La machine et l'instrument
Thinking of AI as an instrument recenters the focus on practice. Instruments require a performance that relies on technique—the horn makes the sound, but how and what you blow into it matters; the drum machine keeps time and plays the samples, but what you sample and how you swing on top of it becomes your signature.

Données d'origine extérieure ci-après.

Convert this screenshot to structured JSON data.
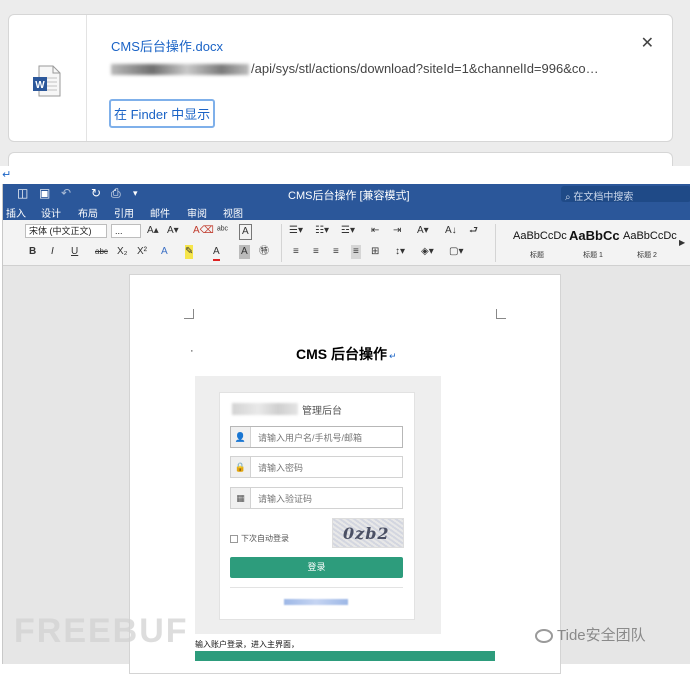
{
  "download_panel": {
    "filename": "CMS后台操作.docx",
    "url_tail": "/api/sys/stl/actions/download?siteId=1&channelId=996&co…",
    "show_in_finder": "在 Finder 中显示",
    "close_glyph": "✕",
    "file_icon": "word-document-icon",
    "return_mark": "↵"
  },
  "word": {
    "title": "CMS后台操作 [兼容模式]",
    "search_placeholder": "在文档中搜索",
    "menu": [
      "插入",
      "设计",
      "布局",
      "引用",
      "邮件",
      "审阅",
      "视图"
    ],
    "ribbon": {
      "font_name": "宋体 (中文正文)",
      "font_size": "...",
      "styles": [
        {
          "sample": "AaBbCcDc",
          "label": "标题"
        },
        {
          "sample": "AaBbCc",
          "label": "标题 1"
        },
        {
          "sample": "AaBbCcDc",
          "label": "标题 2"
        }
      ]
    },
    "document": {
      "heading": "CMS 后台操作",
      "heading_mark": "↵",
      "bullet": "·",
      "login": {
        "title_suffix": "管理后台",
        "username_placeholder": "请输入用户名/手机号/邮箱",
        "password_placeholder": "请输入密码",
        "captcha_placeholder": "请输入验证码",
        "captcha_text": "0zb2",
        "remember_label": "下次自动登录",
        "login_button": "登录",
        "accent_color": "#2d9c7c"
      },
      "after_text": "输入账户登录，进入主界面，"
    }
  },
  "watermarks": {
    "freebuf": "FREEBUF",
    "tide": "Tide安全团队"
  }
}
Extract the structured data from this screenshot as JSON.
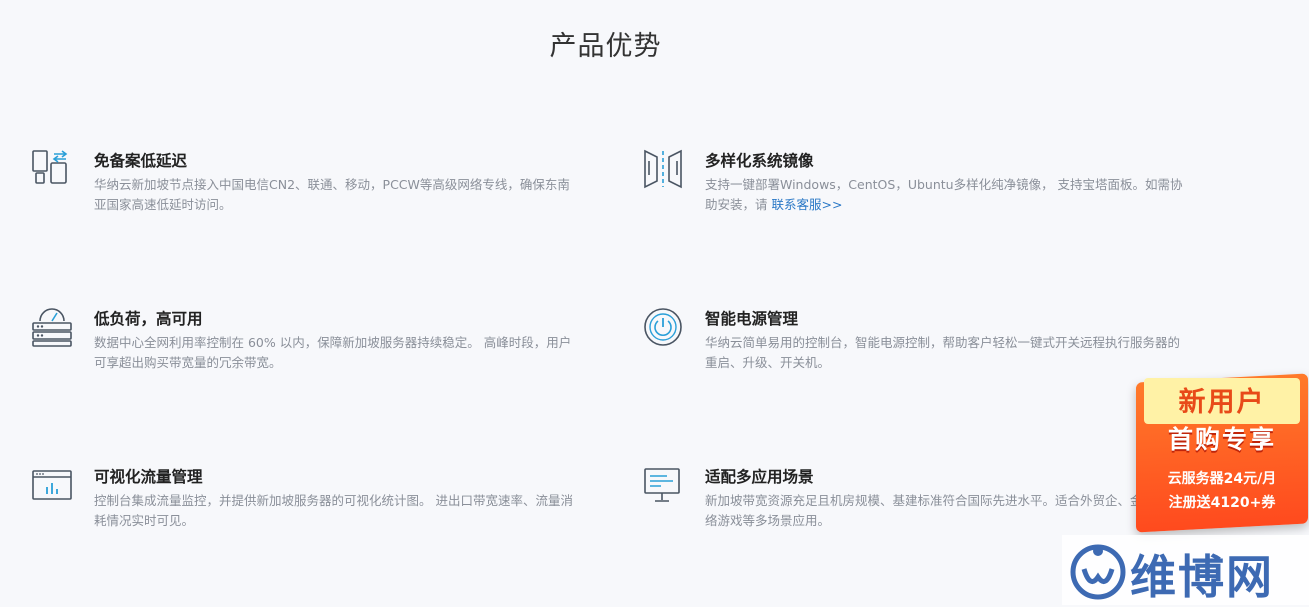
{
  "section": {
    "title": "产品优势"
  },
  "features": [
    {
      "title": "免备案低延迟",
      "desc": "华纳云新加坡节点接入中国电信CN2、联通、移动，PCCW等高级网络专线，确保东南亚国家高速低延时访问。"
    },
    {
      "title": "多样化系统镜像",
      "desc": "支持一键部署Windows，CentOS，Ubuntu多样化纯净镜像， 支持宝塔面板。如需协助安装，请 ",
      "link": "联系客服>>"
    },
    {
      "title": "低负荷，高可用",
      "desc": "数据中心全网利用率控制在 60% 以内，保障新加坡服务器持续稳定。 高峰时段，用户可享超出购买带宽量的冗余带宽。"
    },
    {
      "title": "智能电源管理",
      "desc": "华纳云简单易用的控制台，智能电源控制，帮助客户轻松一键式开关远程执行服务器的重启、升级、开关机。"
    },
    {
      "title": "可视化流量管理",
      "desc": "控制台集成流量监控，并提供新加坡服务器的可视化统计图。 进出口带宽速率、流量消耗情况实时可见。"
    },
    {
      "title": "适配多应用场景",
      "desc": "新加坡带宽资源充足且机房规模、基建标准符合国际先进水平。适合外贸企、金融、网络游戏等多场景应用。"
    }
  ],
  "promo": {
    "line1": "新用户",
    "line2": "首购专享",
    "line3": "云服务器24元/月",
    "line4": "注册送4120+券"
  },
  "watermark": {
    "text": "维博网"
  },
  "icons": [
    "devices-icon",
    "mirror-icon",
    "server-gauge-icon",
    "power-icon",
    "chart-monitor-icon",
    "display-icon"
  ],
  "colors": {
    "accent": "#2a78c6",
    "icon": "#4a5563",
    "icon_accent": "#2a9fd8"
  }
}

Frank Chimero, Beyond the Machine: Creative agency in the AI landscape, https://frankchimero.com/blog/2025/beyond-the-machine/
À partir du dé/recentrement outil-instrument, le designer Frank Chimero analyse ce qu’impliquent les outils dits d’intelligence artificielle (agents conversationnels et LLMs). Que ce soit le concept (tout pété) de vibe coding, les (incroyables) possibilités créatives de la musique générative, l’approche de la reproduction (spawning) qui vient dépasser les logiques du sampling dans la musique, il s’agit de comprendre nos positionnements par rapport aux machines : au-dessus (diriger), à côté (collaborer), en dessous (servir). Frank Chimero nous emmène dans trois approches artistiques pour analyser ces trois positionnements. Loin d’être en accord avec les recommandations de Frank Chimero – notamment le fait qu’il faille donner des limites aux outils d’intelligence artificielle générative –, questionner nos rapports aux technologies me semble toujours nécessaire, et c’est ici réalisé avec beaucoup de talent.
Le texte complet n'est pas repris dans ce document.